Mes interrogations sur le climat sont une occasion d’aborder la question des grandeurs statistiques. Je vais notamment me focaliser sur la variabilité.

 

Tout d’abord, je remarque que parler du climat d’une vaste région (comme la France par exemple) est proche du non sens. En effet, la France en particulier connaît une très grande variété de climats. Il importe de délimiter de façon assez réduite le territoire considéré. En étant jusqu’au-boutiste, on peut remarquer qu’en une centaine de mètre, la température peut changer.  On va supposer que l’on est « à un endroit donné et fixe ».

 

A cet endroit, le « temps qu’il fait » (la météorologie) se définit à chaque instant. On peut la caractériser par une assez longue liste de paramètres (température(s), précipitation, ensoleillement, vent, nature des précipitations, pression, taux d’humidité,..). On peut parler de températures au pluriel car celle du sol est différente de celle de l’air. Si celle du sous-sol semble inopportune, la température des éventuelles précipitations l’est, ainsi que celles de l’air aux différentes altitudes. En pratique, la météorologie s’intéresse à la température de l’air à 1m. Et pour cela le protocole de mesure est standardisé (boites blanches ajourées). Il est possible que le matériau de la boîte, la qualité de la peinture voir la nature du thermomètre ne soit pas neutre.

 

Si l’on s’intéresse à la température (de l’air à 1 m de hauteur) en un point donné, voici une variable qui varie « à chaque instant ».  L’unité temporelle est discutable : on peut supposer que la température de l’air est « plutôt stable ». On est aussi contraint par le temps de réponse de l’appareil de mesure (les thermomètres de Galilée par exemple présentent une grande inertie). Et finalement, pour la météo, il est sans doute sans intérêt de suivre la température à la microseconde près. Une fréquence de la minute semble convenable. Le relevé météo (à un endroit donné pour la température) va se traduire par une liste (éventuellement avec des trous) d’une liste de températures toutes les minutes. Sur une année, cela fait 60*24*365,25 = 525960 données.

 

 

Si l’on considère la question du point de vue climatique, il semble admis que la base de travail est annuelle. C’est l’année qui est le cycle primordial pour la définition d’un climat. Concernant les paramètres, on peut se demander si ce doit être les mêmes que ceux de la météorologie. Je ne saurais traiter cette question. Je vais me concentrer sur un exemple : la température.

 

Pour le climat à cet endroit, il s’agit donc de faire face à 525960 données. C’est la question de l’exploitation de ces données que je voudrais examiner.
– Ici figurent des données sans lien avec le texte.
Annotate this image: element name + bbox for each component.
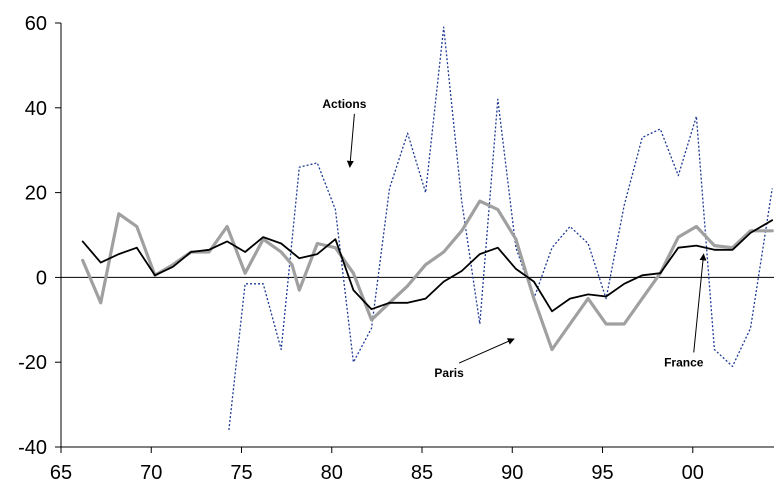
axes-layer: -40 -20 0 20 40 60 65 70 75 80 85 90 95 00: [18, 13, 774, 484]
series-actions-line: [228, 26, 773, 431]
annotation-france-label: France: [664, 355, 704, 369]
series-paris-line: [81, 199, 774, 352]
y-tick-label: 20: [25, 183, 47, 205]
x-tick-label: 00: [682, 462, 704, 484]
y-tick-label: 0: [36, 267, 47, 289]
annotation-france-arrow: [693, 253, 707, 353]
series-layer: [81, 26, 774, 431]
x-tick-label: 85: [411, 462, 433, 484]
y-tick-label: -40: [18, 437, 47, 459]
x-tick-label: 80: [321, 462, 343, 484]
annotation-paris-label: Paris: [434, 366, 464, 380]
series-france-line: [81, 219, 774, 313]
x-tick-label: 75: [230, 462, 252, 484]
annotation-layer: Actions Paris France: [322, 97, 707, 380]
y-tick-label: 40: [25, 98, 47, 120]
x-tick-label: 65: [50, 462, 72, 484]
annotation-paris-arrow: [458, 338, 515, 364]
annotation-actions-arrow: [346, 113, 355, 168]
x-tick-label: 70: [140, 462, 162, 484]
annotation-actions-label: Actions: [322, 97, 366, 111]
x-tick-label: 95: [591, 462, 613, 484]
x-tick-label: 90: [501, 462, 523, 484]
y-tick-label: -20: [18, 352, 47, 374]
y-tick-label: 60: [25, 13, 47, 35]
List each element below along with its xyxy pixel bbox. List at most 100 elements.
En pratique la donnée de la température à la xème minute de l’année n’est pas très parlante pour décrire un climat : il semble qu’il faille en tirer une synthèse. Si l’on construisait la courbe à partir de ces données, il se dégagerait sans doute 2 cycles : un cycle annuel (les températures montent en été et diminuent en hiver) et un cycle de 24 h (les températures baissent la nuit et montent le jour). Ces constats généraux sont trop vagues et insuffisants pour décrire un climat.

 

Si l’on regarde le site météoFrance, la solution retenue pour publier la description d’un climat consiste à utiliser une base mensuelle et à donner 2 indications de températures : moyenne des minimales et moyenne des maximales. Ceci amène des commentaires. La base mensuelle est la plus parlante pour le grand public (tout le monde connaît les mois). De plus, comme il y a 12 mois, cela donne un étalement pratique (assez grand pour voir les variations et assez petit pour être lisible). L’inconvénient des mois c’est qu’ils n’ont pas la même durée. Si pour la température, cela n’est pas très grave, c’est peut être plus problématique pour une grandeur additive comme la précipitation. La moyenne des minimales de janvier est calculée sur x mois de janvier (30 ans). Il s’agit de minimales journalières. Si l’on considère une année donnée, on extrait des 525960 données 365 minimales et 365 maximales, dont on tire 2 fois 12 moyennes. La moyenne de ces moyennes sur 30 ans fournit le climat constaté « récemment ».

 

On peut comparer les 2 courbes d’une nouvelle année avec ces 2 courbes de référence : il n’y a pas de raison pour qu’elles coïncident. Le plus probable est que chacune de ces paires de courbes s’enchevêtrent. S’il y a un écart systématique (par exemple, la courbe de la dernière année systématiquement au dessus), on peut dire que cette année a été exceptionnellement chaude.

 

En théorie, les données de la nouvelle année devraient être utilisée pour calculer la nouvelle moyenne du climat constaté. D’autre part, la base de 30 ans est questionnable. Dans le cadre du communication grand public (qui veut connaître le climat auquel il doit s’attendre s’il va « à cet endroit-là ») c’est sans doute raisonnable.

 

Tout le monde admet que le climat annuel d’un endroit n’est pas figé. Années après années, la courbe des températures maximales vient s’entortiller dans les courbes anciennes. Comment approcher cette variabilité ? On peut par exemple se poser 3 questions. 1 : y a-t-il une tendance conjoncturelle (sur les dernières années) ? 2 – Le climat à cet endroit est il plus variable qu’ailleurs ? 3 – Le climat présente-t-il un « rythme » ?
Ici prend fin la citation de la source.